L’infiltration intra-articulaire d'acide hyaluronique qui est le principe de la viscosupplémentation a un double objectif : d’une part, diminuer les symptômes imputables à une arthrose évolutive touchant notamment le genou ou la hanche, d’autre part, améliorer l’état fonctionnel en jouant sur la lubrification des surfaces cartilagineuses et en augmentant leur résistance aux contraintes mécaniques relevant des forces de friction ou de compression. L’effet symptomatique et fonctionnel qui est durable peut permettre de temporiser et d’éviter une arthroplastie trop précoce. Mais la présence d’une synovite mise en évidence par échographie peut-elle compromettre l’efficacité de la viscosupplémentation ?

C’est ce que suggèrent les résultats d’une étude de cohorte prospective dans laquelle ont été inclus 137 patients atteints d’une gonarthrose symptomatique. Tous les participants ont bénéficié de deux infiltrations intra-articulaires d’acide hyaluronique espacées de deux semaines. Leur efficacité clinique a été évaluée à l’aide d’une échelle visuelle analogique (EVA) et de l’index WOMAC (Western Ontario and McMaster Universities OA), respectivement un et six mois après les infiltrations. Une exploration échographique complète du genou a permis de : préciser le stade de l’arthrose en se référant aux grades de Kellgren–Lawrence, de détecter les épanchements synoviaux suprapatellaires et d’estimer leur profondeur mais aussi d’évaluer une éventuelle hypertrophie synoviale et la vascularité des lésions.  

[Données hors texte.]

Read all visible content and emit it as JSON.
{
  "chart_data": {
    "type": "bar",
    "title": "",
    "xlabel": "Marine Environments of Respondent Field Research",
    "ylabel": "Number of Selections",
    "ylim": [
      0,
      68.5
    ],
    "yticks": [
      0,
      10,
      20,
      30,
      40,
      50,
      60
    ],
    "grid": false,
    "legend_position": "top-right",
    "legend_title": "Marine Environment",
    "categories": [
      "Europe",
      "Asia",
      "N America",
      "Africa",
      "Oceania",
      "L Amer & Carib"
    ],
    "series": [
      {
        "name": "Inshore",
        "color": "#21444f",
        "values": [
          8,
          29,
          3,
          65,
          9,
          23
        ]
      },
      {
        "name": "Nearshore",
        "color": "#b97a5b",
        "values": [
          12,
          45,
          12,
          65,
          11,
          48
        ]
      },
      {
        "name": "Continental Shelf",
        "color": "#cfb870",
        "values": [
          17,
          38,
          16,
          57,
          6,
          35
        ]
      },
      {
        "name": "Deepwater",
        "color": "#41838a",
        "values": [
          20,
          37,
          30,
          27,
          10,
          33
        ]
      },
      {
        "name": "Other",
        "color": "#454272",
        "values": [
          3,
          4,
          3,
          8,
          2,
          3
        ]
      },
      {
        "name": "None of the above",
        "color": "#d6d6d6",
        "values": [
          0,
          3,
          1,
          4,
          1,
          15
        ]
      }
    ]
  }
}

Relation inverse entre l’importance de l’épanchement et l’amélioration des scores à l’EVA et de l’index WOMAC

Dans les suites du traitement, les scores obtenus sur l’EVA et l’index WOMAC se sont améliorés significativement par rapport à l’état basal, aussi bien à un mois qu’à six mois (p < 0,001 aux deux temps). Cependant, l’efficacité symptomatique et fonctionnelle a été modifiée chez tous les patients par la présence d’un épanchement synovial. C’est ainsi qu’une relation inverse a été mise en évidence entre le diamètre de l’épanchement et l’amélioration des scores précédents : chaque centimètre supplémentaire a été associé à une diminution significative de l’amélioration constatée en % sur l’EVA à un mois (-15, 26 ; intervalle de confiance à 95 % IC 95% : -0,05, -29,5 ; p = 0,042). Il en a été de même pour le score sur l’index WOMAC à six mois, les valeurs correspondantes par centimètre d’épanchement supplémentaire étant de -37,43 (IC 95% : -37,68, -50,69 ; p <  0,01). En revanche, aucune association de ce type n’a impliqué les variables représentatives de l’hypertrophie synoviale ou de la vascularité.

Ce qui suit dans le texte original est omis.